On Monday, Samburu West MP Naisula Lesuuda said the ongoing banditry in the region is a fatal expansion of land territory. The legislator expressed anger over the perennial attacks in her constituency that have left more than 10 people dead in one week.
Ms Lesuuda claimed the armed bandits believed to be from neighbouring Baringo County want to displace residents occupying Loosuk, Longewan, Pura, Lkeek Sapuki, and other parts of Samburu West.
The MP said the attacks in her constituency are now a concern "because it is no longer about livestock raiding”.
"This has now become a song and is clear that it is no longer about the livestock. These people want our land. They have now displaced people and families are running away. It is sad," the MP said.
"They have already occupied villages where our people have left and are grazing and quenching their animals. This is happening even when the troops are in these affected areas," she added.

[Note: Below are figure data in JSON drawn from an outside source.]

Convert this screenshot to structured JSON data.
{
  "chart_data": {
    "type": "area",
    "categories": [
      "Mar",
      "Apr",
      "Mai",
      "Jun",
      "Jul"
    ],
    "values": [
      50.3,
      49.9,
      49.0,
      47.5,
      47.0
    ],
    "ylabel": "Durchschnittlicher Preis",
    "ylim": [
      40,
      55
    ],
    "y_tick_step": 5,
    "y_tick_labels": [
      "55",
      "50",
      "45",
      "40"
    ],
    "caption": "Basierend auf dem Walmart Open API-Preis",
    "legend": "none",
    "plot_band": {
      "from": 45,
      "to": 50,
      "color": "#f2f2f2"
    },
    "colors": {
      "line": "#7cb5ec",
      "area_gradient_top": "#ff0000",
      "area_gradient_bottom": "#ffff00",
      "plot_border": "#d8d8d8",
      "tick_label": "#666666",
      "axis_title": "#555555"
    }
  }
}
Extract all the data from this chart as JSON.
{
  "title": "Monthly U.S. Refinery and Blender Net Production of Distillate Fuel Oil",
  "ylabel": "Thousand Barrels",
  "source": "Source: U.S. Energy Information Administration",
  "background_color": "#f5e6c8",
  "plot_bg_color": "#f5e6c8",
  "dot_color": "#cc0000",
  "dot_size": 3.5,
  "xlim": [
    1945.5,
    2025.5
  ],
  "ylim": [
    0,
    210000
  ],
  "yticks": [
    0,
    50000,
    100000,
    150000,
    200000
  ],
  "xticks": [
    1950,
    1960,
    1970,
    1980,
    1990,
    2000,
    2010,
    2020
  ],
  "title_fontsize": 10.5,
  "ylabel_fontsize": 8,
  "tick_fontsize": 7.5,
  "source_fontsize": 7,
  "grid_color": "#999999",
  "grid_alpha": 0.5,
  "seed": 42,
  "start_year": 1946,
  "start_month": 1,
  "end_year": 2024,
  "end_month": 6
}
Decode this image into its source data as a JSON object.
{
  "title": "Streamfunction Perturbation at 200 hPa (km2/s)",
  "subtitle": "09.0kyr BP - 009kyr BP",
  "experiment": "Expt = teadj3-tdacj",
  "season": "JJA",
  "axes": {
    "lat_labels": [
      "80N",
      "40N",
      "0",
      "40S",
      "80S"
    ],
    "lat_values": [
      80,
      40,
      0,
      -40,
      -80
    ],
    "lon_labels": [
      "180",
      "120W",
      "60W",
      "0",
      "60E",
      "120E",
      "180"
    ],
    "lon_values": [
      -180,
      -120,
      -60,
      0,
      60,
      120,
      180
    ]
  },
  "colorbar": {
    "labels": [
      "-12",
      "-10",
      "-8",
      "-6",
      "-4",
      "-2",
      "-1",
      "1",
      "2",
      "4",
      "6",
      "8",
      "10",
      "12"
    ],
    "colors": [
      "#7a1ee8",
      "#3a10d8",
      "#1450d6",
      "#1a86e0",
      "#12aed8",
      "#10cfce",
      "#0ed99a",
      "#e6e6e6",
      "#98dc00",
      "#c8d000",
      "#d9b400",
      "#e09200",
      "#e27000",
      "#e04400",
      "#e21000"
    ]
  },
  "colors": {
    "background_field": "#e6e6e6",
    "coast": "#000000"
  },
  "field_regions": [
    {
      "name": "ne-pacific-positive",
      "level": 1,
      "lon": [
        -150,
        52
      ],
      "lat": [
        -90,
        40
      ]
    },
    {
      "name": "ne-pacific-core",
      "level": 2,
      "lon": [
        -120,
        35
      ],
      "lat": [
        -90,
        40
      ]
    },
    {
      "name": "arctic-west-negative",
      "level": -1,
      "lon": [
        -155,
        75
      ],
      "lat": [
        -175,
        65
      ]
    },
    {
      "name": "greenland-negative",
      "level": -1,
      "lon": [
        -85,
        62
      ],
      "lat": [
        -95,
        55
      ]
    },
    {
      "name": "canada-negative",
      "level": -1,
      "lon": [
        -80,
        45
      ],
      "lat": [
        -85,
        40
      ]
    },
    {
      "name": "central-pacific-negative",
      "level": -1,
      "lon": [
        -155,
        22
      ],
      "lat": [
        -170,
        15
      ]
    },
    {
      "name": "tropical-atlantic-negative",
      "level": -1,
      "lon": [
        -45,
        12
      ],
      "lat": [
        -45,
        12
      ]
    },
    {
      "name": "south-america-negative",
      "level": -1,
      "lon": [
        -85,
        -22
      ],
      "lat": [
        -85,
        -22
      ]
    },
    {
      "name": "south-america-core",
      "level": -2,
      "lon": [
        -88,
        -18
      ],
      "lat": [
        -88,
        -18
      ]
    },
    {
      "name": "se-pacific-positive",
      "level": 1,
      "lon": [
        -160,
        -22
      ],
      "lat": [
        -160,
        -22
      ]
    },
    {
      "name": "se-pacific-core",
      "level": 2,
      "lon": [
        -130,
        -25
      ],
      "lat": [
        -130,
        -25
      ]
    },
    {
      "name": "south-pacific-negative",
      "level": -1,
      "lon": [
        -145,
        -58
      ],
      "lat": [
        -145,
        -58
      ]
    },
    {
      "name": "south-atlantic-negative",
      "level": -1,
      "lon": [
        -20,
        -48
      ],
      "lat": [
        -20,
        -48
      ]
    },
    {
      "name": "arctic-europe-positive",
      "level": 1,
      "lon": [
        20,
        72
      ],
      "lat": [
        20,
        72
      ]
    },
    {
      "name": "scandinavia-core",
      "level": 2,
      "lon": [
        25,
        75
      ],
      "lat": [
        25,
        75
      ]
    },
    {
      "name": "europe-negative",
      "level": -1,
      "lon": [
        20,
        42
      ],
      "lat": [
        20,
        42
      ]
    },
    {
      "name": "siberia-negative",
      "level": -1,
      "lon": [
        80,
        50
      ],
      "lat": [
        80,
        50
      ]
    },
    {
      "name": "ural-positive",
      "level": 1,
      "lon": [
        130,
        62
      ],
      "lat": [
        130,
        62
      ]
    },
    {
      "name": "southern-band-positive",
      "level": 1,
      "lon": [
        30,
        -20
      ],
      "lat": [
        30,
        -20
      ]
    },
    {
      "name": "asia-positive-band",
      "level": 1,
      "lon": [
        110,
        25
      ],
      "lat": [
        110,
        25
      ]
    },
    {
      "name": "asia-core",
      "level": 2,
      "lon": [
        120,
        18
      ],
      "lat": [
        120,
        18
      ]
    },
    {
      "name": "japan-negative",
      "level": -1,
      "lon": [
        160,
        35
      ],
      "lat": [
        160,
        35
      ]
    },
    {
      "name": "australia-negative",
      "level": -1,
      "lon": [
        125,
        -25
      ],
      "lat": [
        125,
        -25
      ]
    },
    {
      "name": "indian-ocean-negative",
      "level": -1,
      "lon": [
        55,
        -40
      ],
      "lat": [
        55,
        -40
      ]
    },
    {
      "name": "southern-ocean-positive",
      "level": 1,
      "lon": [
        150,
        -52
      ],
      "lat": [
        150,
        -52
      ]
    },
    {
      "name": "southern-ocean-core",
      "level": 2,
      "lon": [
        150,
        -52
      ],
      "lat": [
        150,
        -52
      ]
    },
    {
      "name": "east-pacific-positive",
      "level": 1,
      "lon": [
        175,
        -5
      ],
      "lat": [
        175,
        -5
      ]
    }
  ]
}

Read: Four more killed in Samburu as bandits continue to terrorise locals
Ms Lesuuda said the security operation is yet to be felt as lives were still being lost and people were being displaced from their homes and livestock were driven away, even in broad daylight.
"The fact on the ground is that these bandits are so daring to the extent they are turning their guns on security troops of the calibre of KDF," she said.
The scale of the bandits’ insurgency in the region has long been clear with the horrible deaths of hundreds of people including police officers, mirroring just how bad the insecurity has become in the troubled region.
But the government insists it is ready to confront gunmen to confiscate weapons from them and end the constant cattle rustling in Samburu and other parts of the Rift Valley.
So far, incessant deadly attacks in the region by armed bandits have had more than 1,600 people displaced from remote areas and more than 100 lives lost, including security officers.
More than 10 schools have been closed, with learners staying away for their safety.
A contingent of formidable forces is on the ground to restore normality in parts of Samburu, Turkana, and Baringo counties, affected by the recent spate of banditry activities.
The forces are drawn from the KDF, General Service Unit, Anti Stock Theft Unit, and National Police Reservists.